While predicting patient death in the last year of life is generally feasible because of an abundance of available clinical data, there is no consensus on the ultimate set of predictors of mortality risk over the longer term — five to 10 years — given the limited predictive power of currently used risk factors, particularly at higher ages, according to the study. "However, it is especially this age group and follow-up time window for which a robust tool would aid clinicians in assessing whether treatment is still sensible," the study authors wrote.

To address this need, a team led by scientists from Leiden University Medical Center used a targeted nuclear magnetic resonance (NMR) platform to perform high-throughput metabolic biomarker profiling in 44,168 individuals of European descent, ranging in age from 18 to 109, from 12 cohorts.
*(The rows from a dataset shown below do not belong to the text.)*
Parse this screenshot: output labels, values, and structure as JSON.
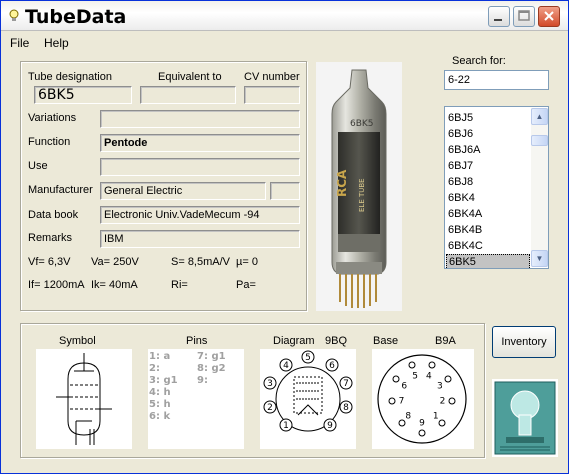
{
  "window": {
    "title": "TubeData"
  },
  "menu": {
    "file": "File",
    "help": "Help"
  },
  "details": {
    "tube_designation_label": "Tube designation",
    "equivalent_label": "Equivalent to",
    "cv_label": "CV number",
    "tube_designation": "6BK5",
    "equivalent": "",
    "cv_number": "",
    "variations_label": "Variations",
    "variations": "",
    "function_label": "Function",
    "function": "Pentode",
    "use_label": "Use",
    "use": "",
    "manufacturer_label": "Manufacturer",
    "manufacturer": "General Electric",
    "manufacturer_extra": "",
    "databook_label": "Data book",
    "databook": "Electronic Univ.VadeMecum -94",
    "remarks_label": "Remarks",
    "remarks": "IBM",
    "params_row1": {
      "vf": "Vf= 6,3V",
      "va": "Va= 250V",
      "s": "S= 8,5mA/V",
      "mu": "µ=   0"
    },
    "params_row2": {
      "if": "If= 1200mA",
      "ik": "Ik=  40mA",
      "ri": "Ri=",
      "pa": "Pa="
    }
  },
  "search": {
    "label": "Search for:",
    "value": "6-22",
    "results": [
      "6BJ5",
      "6BJ6",
      "6BJ6A",
      "6BJ7",
      "6BJ8",
      "6BK4",
      "6BK4A",
      "6BK4B",
      "6BK4C",
      "6BK5"
    ],
    "selected": "6BK5"
  },
  "bottom": {
    "symbol_label": "Symbol",
    "pins_label": "Pins",
    "diagram_label": "Diagram",
    "diagram_code": "9BQ",
    "base_label": "Base",
    "base_code": "B9A",
    "pins_col1": [
      "1: a",
      "2:",
      "3: g1",
      "4: h",
      "5: h",
      "6: k"
    ],
    "pins_col2": [
      "7: g1",
      "8: g2",
      "9:"
    ],
    "diagram_numbers": [
      "1",
      "2",
      "3",
      "4",
      "5",
      "6",
      "7",
      "8",
      "9"
    ],
    "base_numbers": [
      "1",
      "2",
      "3",
      "4",
      "5",
      "6",
      "7",
      "8",
      "9"
    ]
  },
  "actions": {
    "inventory": "Inventory"
  },
  "colors": {
    "title_bar_border": "#0831D9",
    "close_button": "#D24A2A",
    "selection": "#C3C3C3",
    "pins_text": "#A0A0A0"
  }
}
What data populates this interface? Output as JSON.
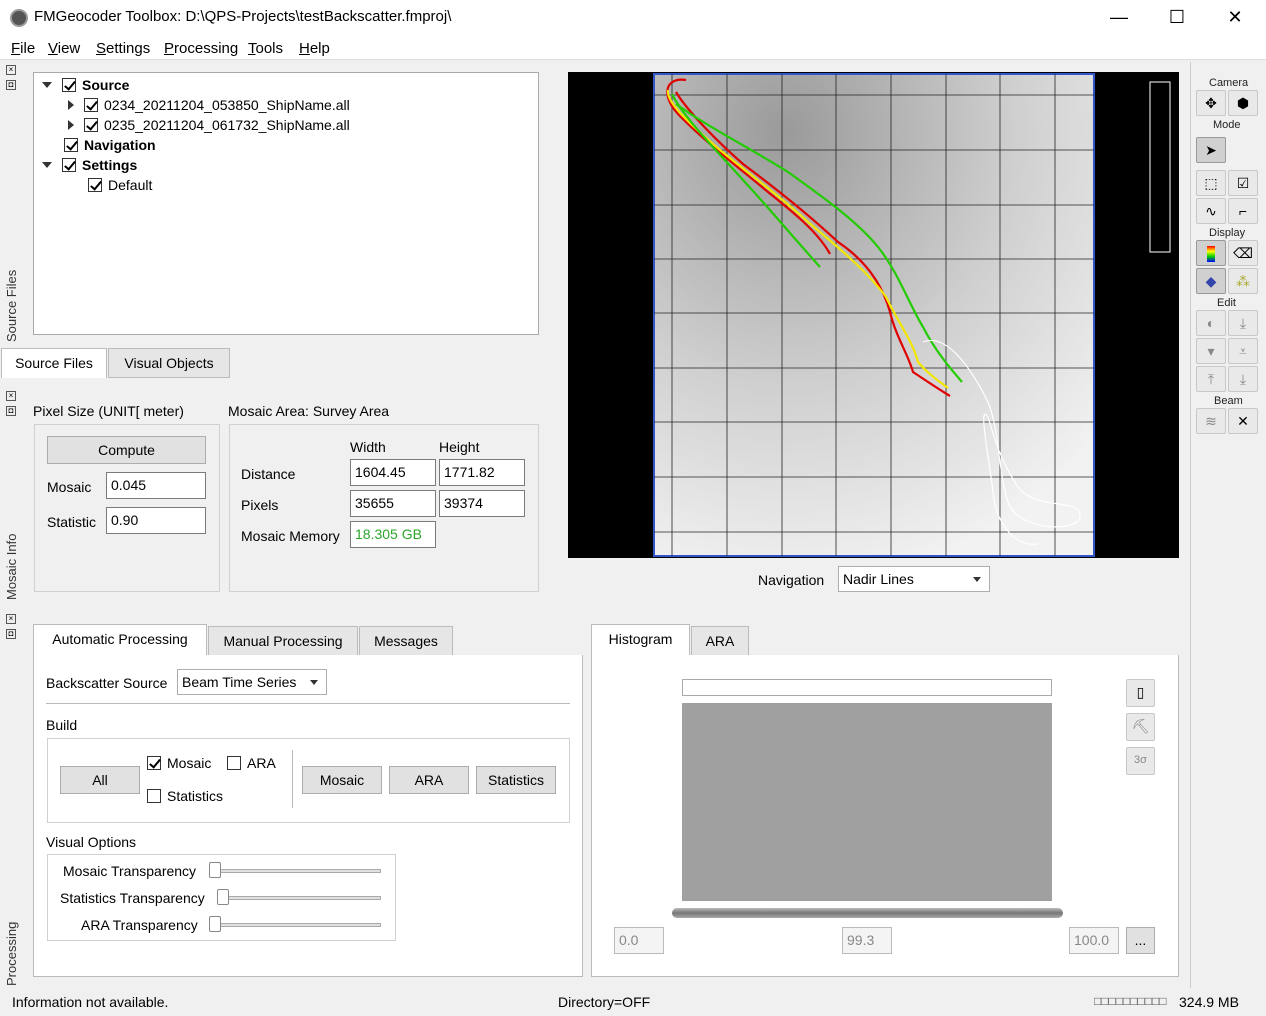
{
  "title": "FMGeocoder Toolbox: D:\\QPS-Projects\\testBackscatter.fmproj\\",
  "window_controls": {
    "minimize": "—",
    "maximize": "☐",
    "close": "✕"
  },
  "menu": [
    "File",
    "View",
    "Settings",
    "Processing",
    "Tools",
    "Help"
  ],
  "side_labels": {
    "source_files": "Source Files",
    "mosaic_info": "Mosaic Info",
    "processing": "Processing"
  },
  "tree": {
    "source": "Source",
    "file1": "0234_20211204_053850_ShipName.all",
    "file2": "0235_20211204_061732_ShipName.all",
    "navigation": "Navigation",
    "settings": "Settings",
    "default": "Default"
  },
  "source_tabs": [
    "Source Files",
    "Visual Objects"
  ],
  "mosaic_info": {
    "pixel_size_label": "Pixel Size (UNIT[ meter)",
    "compute": "Compute",
    "mosaic_label": "Mosaic",
    "mosaic_value": "0.045",
    "statistic_label": "Statistic",
    "statistic_value": "0.90",
    "area_label": "Mosaic Area:  Survey Area",
    "width": "Width",
    "height": "Height",
    "distance": "Distance",
    "distance_w": "1604.45",
    "distance_h": "1771.82",
    "pixels": "Pixels",
    "pixels_w": "35655",
    "pixels_h": "39374",
    "memory_label": "Mosaic Memory",
    "memory_value": "18.305 GB"
  },
  "navigation": {
    "label": "Navigation",
    "value": "Nadir Lines"
  },
  "processing_tabs": [
    "Automatic Processing",
    "Manual Processing",
    "Messages"
  ],
  "processing": {
    "backscatter_source_label": "Backscatter Source",
    "backscatter_source_value": "Beam Time Series",
    "build_label": "Build",
    "all": "All",
    "mosaic_cb": "Mosaic",
    "ara_cb": "ARA",
    "statistics_cb": "Statistics",
    "mosaic_btn": "Mosaic",
    "ara_btn": "ARA",
    "statistics_btn": "Statistics",
    "visual_options": "Visual Options",
    "mosaic_transparency": "Mosaic Transparency",
    "statistics_transparency": "Statistics Transparency",
    "ara_transparency": "ARA Transparency"
  },
  "histogram_tabs": [
    "Histogram",
    "ARA"
  ],
  "histogram": {
    "min": "0.0",
    "mid": "99.3",
    "max": "100.0",
    "more": "...",
    "sigma": "3σ"
  },
  "toolbar": {
    "camera": "Camera",
    "mode": "Mode",
    "display": "Display",
    "edit": "Edit",
    "beam": "Beam"
  },
  "status": {
    "info": "Information not available.",
    "directory": "Directory=OFF",
    "memory_codes": "□□□□□□□□□□",
    "memory": "324.9 MB"
  },
  "colors": {
    "track_red": "#e00000",
    "track_green": "#22cc00",
    "track_yellow": "#f2e600",
    "track_white": "#ffffff",
    "memory_green": "#2aa52a"
  }
}
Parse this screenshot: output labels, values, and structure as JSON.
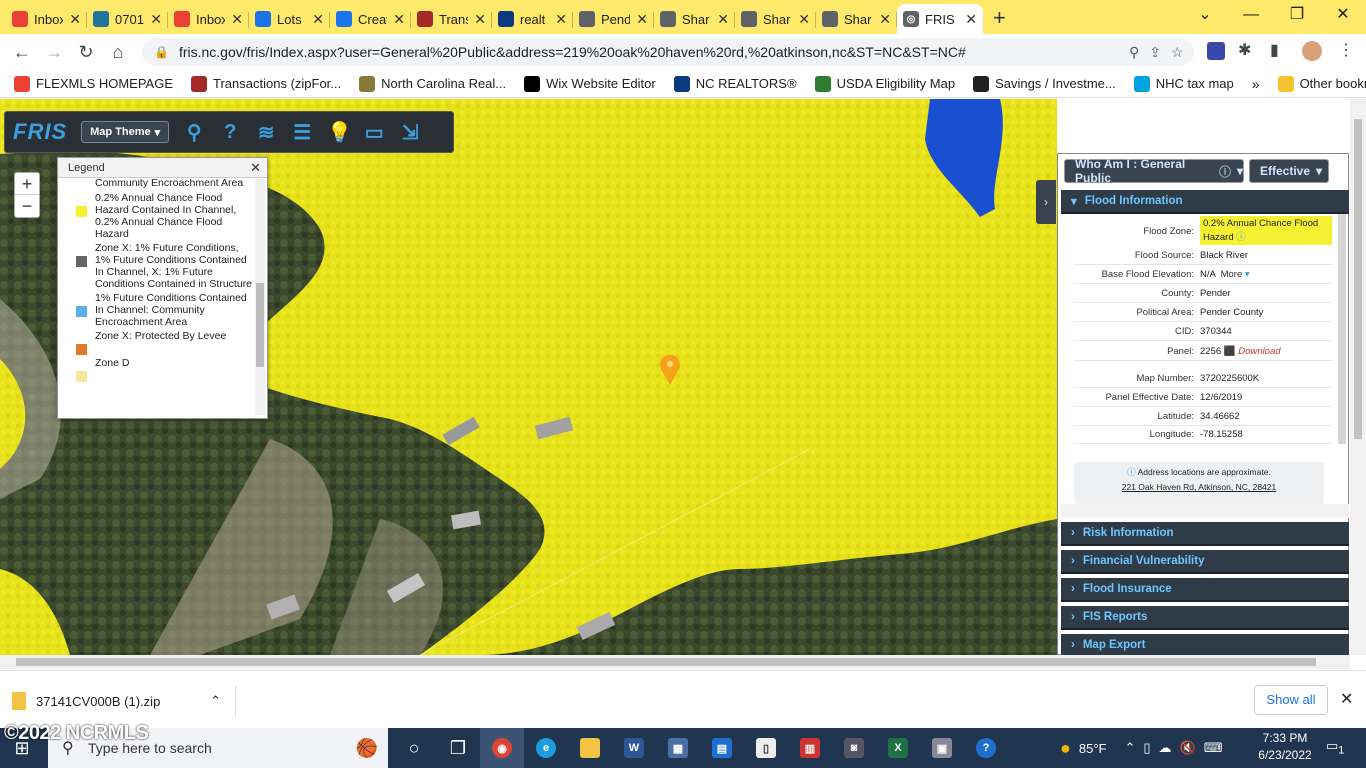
{
  "tabs": [
    {
      "label": "Inbox",
      "icon": "gmail-icon",
      "color": "#ea4335"
    },
    {
      "label": "0701",
      "icon": "wordpress-icon",
      "color": "#21759b"
    },
    {
      "label": "Inbox",
      "icon": "gmail-icon",
      "color": "#ea4335"
    },
    {
      "label": "Lots",
      "icon": "site-icon",
      "color": "#1a73e8"
    },
    {
      "label": "Creat",
      "icon": "site-icon",
      "color": "#1a73e8"
    },
    {
      "label": "Trans",
      "icon": "ziplogix-icon",
      "color": "#a52a2a"
    },
    {
      "label": "realt",
      "icon": "nc-realtors-icon",
      "color": "#0b3a82"
    },
    {
      "label": "Pend",
      "icon": "globe-icon",
      "color": "#5f6368"
    },
    {
      "label": "Shar",
      "icon": "globe-icon",
      "color": "#5f6368"
    },
    {
      "label": "Shar",
      "icon": "globe-icon",
      "color": "#5f6368"
    },
    {
      "label": "Shar",
      "icon": "globe-icon",
      "color": "#5f6368"
    }
  ],
  "active_tab": {
    "label": "FRIS"
  },
  "address_bar": {
    "url": "fris.nc.gov/fris/Index.aspx?user=General%20Public&address=219%20oak%20haven%20rd,%20atkinson,nc&ST=NC&ST=NC#"
  },
  "bookmarks": [
    {
      "label": "FLEXMLS HOMEPAGE",
      "color": "#ea4335"
    },
    {
      "label": "Transactions (zipFor...",
      "color": "#a52a2a"
    },
    {
      "label": "North Carolina Real...",
      "color": "#8a7a3a"
    },
    {
      "label": "Wix Website Editor",
      "color": "#000000"
    },
    {
      "label": "NC REALTORS®",
      "color": "#0b3a82"
    },
    {
      "label": "USDA Eligibility Map",
      "color": "#2e7d32"
    },
    {
      "label": "Savings / Investme...",
      "color": "#222222"
    },
    {
      "label": "NHC tax map",
      "color": "#00a3e0"
    }
  ],
  "other_bookmarks": "Other bookmarks",
  "fris": {
    "logo": "FRIS",
    "map_theme": "Map Theme"
  },
  "zoom": {
    "plus": "+",
    "minus": "−"
  },
  "legend": {
    "title": "Legend",
    "items": [
      {
        "label": "Community Encroachment Area",
        "color": ""
      },
      {
        "label": "0.2% Annual Chance Flood Hazard Contained In Channel, 0.2% Annual Chance Flood Hazard",
        "color": "#f5f032"
      },
      {
        "label": "Zone X: 1% Future Conditions, 1% Future Conditions Contained In Channel, X: 1% Future Conditions Contained in Structure",
        "color": "#666666"
      },
      {
        "label": "1% Future Conditions Contained In Channel: Community Encroachment Area",
        "color": "#5ab0e8"
      },
      {
        "label": "Zone X: Protected By Levee",
        "color": "#e07a2a"
      },
      {
        "label": "Zone D",
        "color": "#f5e6a0"
      }
    ]
  },
  "panel": {
    "who_am_i": "Who Am I : General Public",
    "effective": "Effective",
    "flood_section": "Flood Information",
    "fields": [
      {
        "key": "Flood Zone:",
        "value": "0.2% Annual Chance Flood Hazard"
      },
      {
        "key": "Flood Source:",
        "value": "Black River"
      },
      {
        "key": "Base Flood Elevation:",
        "value": "N/A"
      },
      {
        "key": "County:",
        "value": "Pender"
      },
      {
        "key": "Political Area:",
        "value": "Pender County"
      },
      {
        "key": "CID:",
        "value": "370344"
      },
      {
        "key": "Panel:",
        "value": "2256"
      },
      {
        "key": "Map Number:",
        "value": "3720225600K"
      },
      {
        "key": "Panel Effective Date:",
        "value": "12/6/2019"
      },
      {
        "key": "Latitude:",
        "value": "34.46662"
      },
      {
        "key": "Longitude:",
        "value": "-78.15258"
      }
    ],
    "more": "More",
    "download": "Download",
    "address_note": "Address locations are approximate.",
    "address": "221 Oak Haven Rd, Atkinson, NC, 28421",
    "sections": [
      "Risk Information",
      "Financial Vulnerability",
      "Flood Insurance",
      "FIS Reports",
      "Map Export"
    ]
  },
  "downloads": {
    "file": "37141CV000B (1).zip",
    "show_all": "Show all"
  },
  "taskbar": {
    "search_placeholder": "Type here to search",
    "weather": "85°F",
    "time": "7:33 PM",
    "date": "6/23/2022",
    "notifications": "1"
  },
  "watermark": "©2022 NCRMLS",
  "colors": {
    "flood_yellow": "#f2ee1a",
    "accent": "#6ec6ff"
  }
}
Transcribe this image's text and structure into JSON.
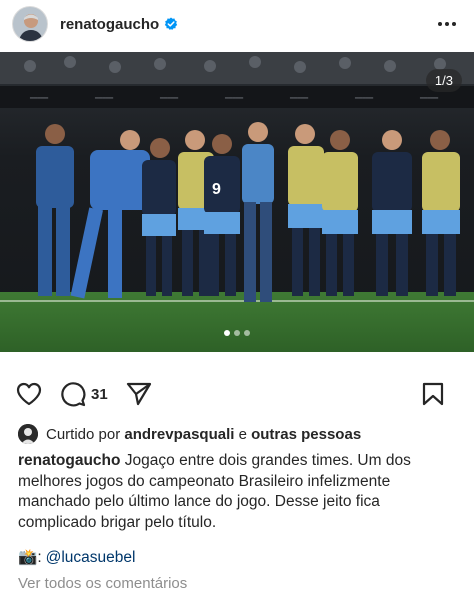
{
  "header": {
    "username": "renatogaucho",
    "verified_icon": "verified-badge-icon",
    "more_icon": "more-dots-icon"
  },
  "photo": {
    "counter": "1/3",
    "current_slide": 1,
    "total_slides": 3,
    "alt_icon": "photo"
  },
  "actions": {
    "like_icon": "heart-icon",
    "comment_icon": "comment-icon",
    "comment_count": "31",
    "share_icon": "send-icon",
    "save_icon": "bookmark-icon"
  },
  "likes": {
    "prefix": "Curtido por",
    "user": "andrevpasquali",
    "joiner": "e",
    "others": "outras pessoas"
  },
  "caption": {
    "username": "renatogaucho",
    "text": "Jogaço entre dois grandes times. Um dos melhores jogos do campeonato Brasileiro infelizmente manchado pelo último lance do jogo.  Desse jeito fica complicado brigar pelo título."
  },
  "credit": {
    "emoji": "📸",
    "separator": ":",
    "mention": "@lucasuebel"
  },
  "comments": {
    "view_all": "Ver todos os comentários"
  },
  "colors": {
    "text": "#262626",
    "muted": "#8e8e8e",
    "link": "#00376b",
    "verified": "#0095f6"
  }
}
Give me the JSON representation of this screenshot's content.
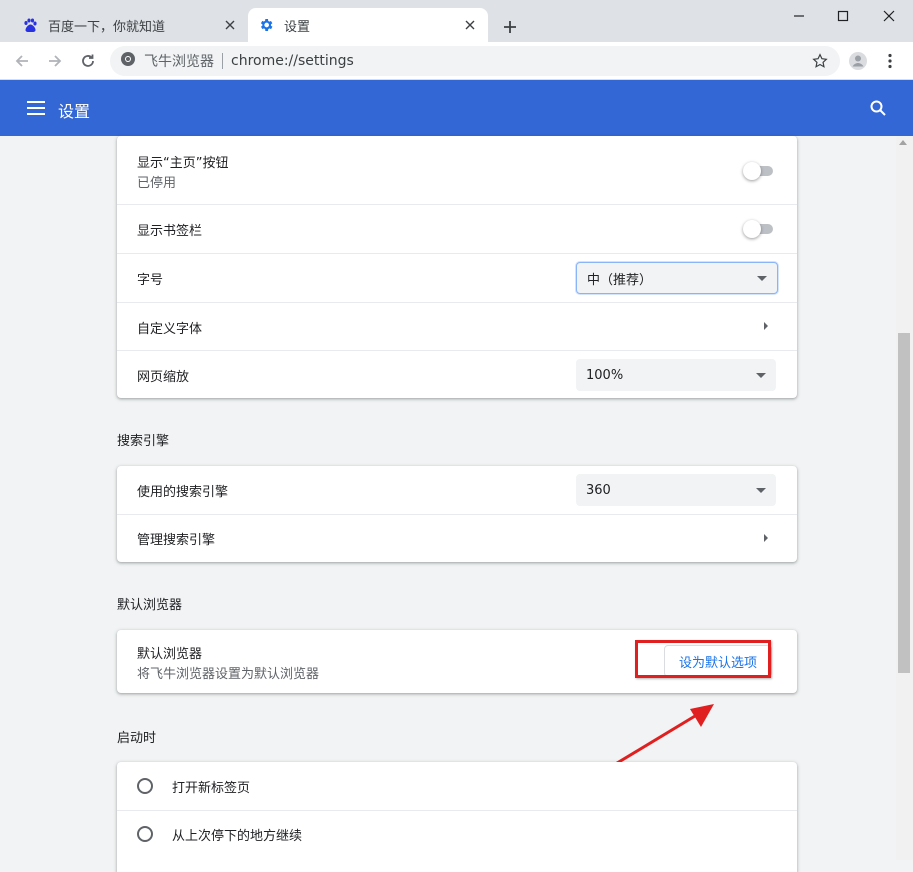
{
  "tabs": [
    {
      "title": "百度一下，你就知道",
      "icon": "baidu-paw-icon",
      "active": false
    },
    {
      "title": "设置",
      "icon": "gear-icon",
      "active": true
    }
  ],
  "address_bar": {
    "site_name": "飞牛浏览器",
    "url": "chrome://settings"
  },
  "header": {
    "title": "设置"
  },
  "appearance": {
    "home_button": {
      "label": "显示“主页”按钮",
      "sub": "已停用",
      "enabled": false
    },
    "bookmarks_bar": {
      "label": "显示书签栏",
      "enabled": false
    },
    "font_size": {
      "label": "字号",
      "value": "中（推荐）"
    },
    "custom_fonts": {
      "label": "自定义字体"
    },
    "page_zoom": {
      "label": "网页缩放",
      "value": "100%"
    }
  },
  "search_engine": {
    "heading": "搜索引擎",
    "used": {
      "label": "使用的搜索引擎",
      "value": "360"
    },
    "manage": {
      "label": "管理搜索引擎"
    }
  },
  "default_browser": {
    "heading": "默认浏览器",
    "label": "默认浏览器",
    "sub": "将飞牛浏览器设置为默认浏览器",
    "button": "设为默认选项"
  },
  "on_startup": {
    "heading": "启动时",
    "options": [
      "打开新标签页",
      "从上次停下的地方继续"
    ]
  },
  "colors": {
    "header_blue": "#3367d6",
    "link_blue": "#1a73e8",
    "highlight_red": "#e02020"
  }
}
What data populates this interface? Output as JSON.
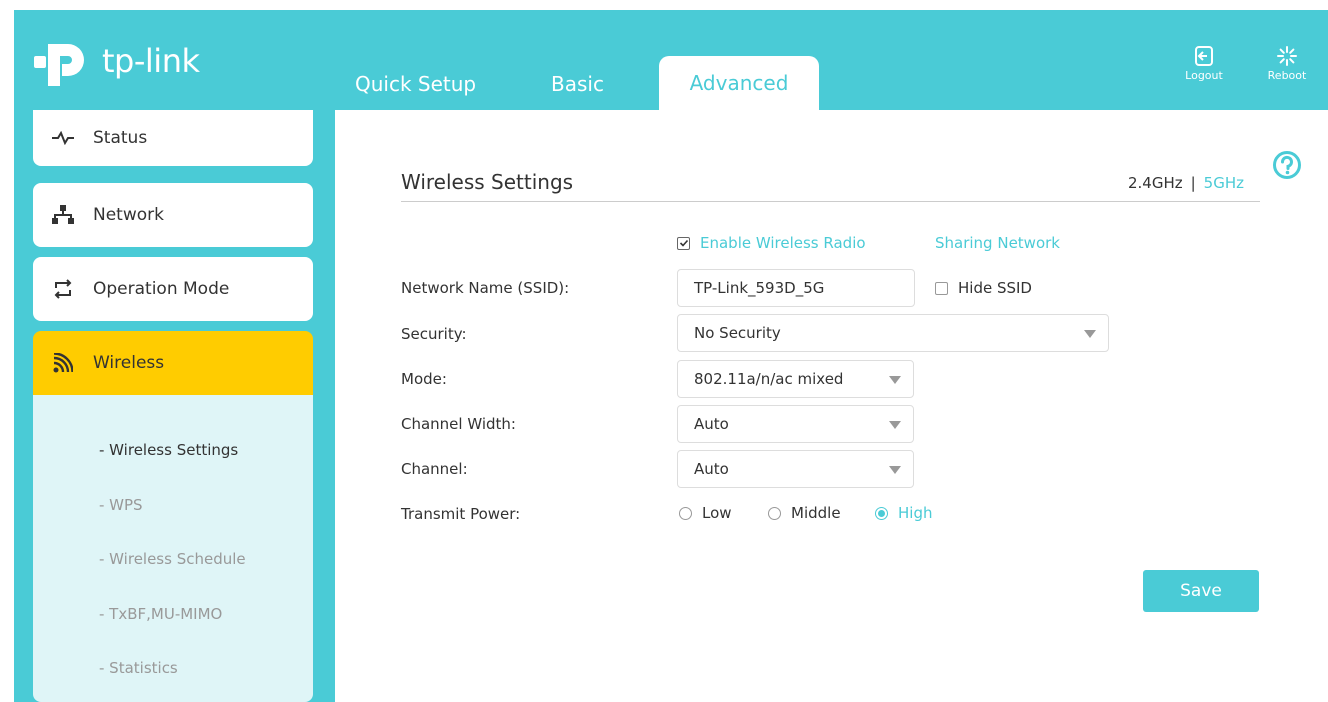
{
  "header": {
    "brand": "tp-link",
    "tabs": [
      {
        "label": "Quick Setup"
      },
      {
        "label": "Basic"
      },
      {
        "label": "Advanced"
      }
    ],
    "logout_label": "Logout",
    "reboot_label": "Reboot"
  },
  "sidebar": {
    "items": [
      {
        "label": "Status",
        "icon": "pulse-icon"
      },
      {
        "label": "Network",
        "icon": "network-icon"
      },
      {
        "label": "Operation Mode",
        "icon": "swap-icon"
      },
      {
        "label": "Wireless",
        "icon": "wifi-icon"
      }
    ],
    "subitems": [
      {
        "label": "- Wireless Settings"
      },
      {
        "label": "- WPS"
      },
      {
        "label": "- Wireless Schedule"
      },
      {
        "label": "- TxBF,MU-MIMO"
      },
      {
        "label": "- Statistics"
      }
    ]
  },
  "main": {
    "title": "Wireless Settings",
    "band_24": "2.4GHz",
    "band_sep": "|",
    "band_5": "5GHz",
    "enable_label": "Enable Wireless Radio",
    "sharing_label": "Sharing Network",
    "ssid_label": "Network Name (SSID):",
    "ssid_value": "TP-Link_593D_5G",
    "hide_ssid_label": "Hide SSID",
    "security_label": "Security:",
    "security_value": "No Security",
    "mode_label": "Mode:",
    "mode_value": "802.11a/n/ac mixed",
    "width_label": "Channel Width:",
    "width_value": "Auto",
    "channel_label": "Channel:",
    "channel_value": "Auto",
    "power_label": "Transmit Power:",
    "power_options": [
      "Low",
      "Middle",
      "High"
    ],
    "save_label": "Save"
  },
  "colors": {
    "accent": "#4acbd6",
    "active_menu": "#ffcc00",
    "submenu_bg": "#dff5f7"
  }
}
Of this combined population, 5,512 individuals died during follow-up.

By applying a forward-backward stepwise procedure based on meta-analysis results, the investigators identified 14 circulating biomarkers independently associated with all-cause mortality. They include total lipids in chylomicrons and extremely large very low-density lipoprotein (VLDL); total lipids in small high-density lipoproteins (HDL); mean diameter for VLDL particles; ratio of polyunsaturated fatty acids to total fatty acids; glucose; lactate; histidine; isoleucine; leucine; valine; phenylalanine; acetoacetate; albumin; and glycoprotein acetyls. 

In examining the link between the biomarkers and disease-specific mortality, the researchers found that a majority of them associated with multiple mortality outcomes in the same direction as all-cause mortality, although some appear to be risk factors for specific mortality outcomes such as glucose and cardiovascular-related death.

Importantly, all 14 biomarkers showed consistent associations with mortality in both men and women, and across different age strata. They also represent general health up to the highest ages rather than specific disease-related death causes.

"We subsequently show that the prediction accuracy of five- and 10-year mortality based on a model containing the identified biomarkers and sex is better than that of a model containing conventional risk factors for mortality" across all ages, the researchers wrote. "These results suggest that metabolic biomarker profiling could potentially be used to guide patient care, if further validated in relevant clinical settings."

The investigators noted that their study is potentially limited by the relatively small number of biomarkers captured by their NMR platform compared with the total number of metabolites in human serum. "More complete high-throughput metabolic biomarker platforms are available, but these are usually more expensive," they stated. "Efforts to increase the number of identifiable biomarkers using inexpensive high-throughput metabolic biomarker platforms … will likely result in [the] identification of many more mortality-associated biomarkers and, hence, improved risk prediction."

They also cautioned that, despite their positive findings, the metabolic biomarker model is not yet suitable for the classification of patients in a clinical setting since it is based on scaled biomarker values created separately for each cohort.

"Future efforts should therefore be focused on creation of a metabolic biomarker score that could be used for clinical research based on concentration units that could be generated using individual-level data," they wrote.

The summary statistics of the team's primary survival meta-analysis are publically available in the Biobanking and Biomolecular Resources Research Infrastructure's (BBMRI) -omics atlas, a collection of summary data from all association studies performed by the BBMRI-NL consortium.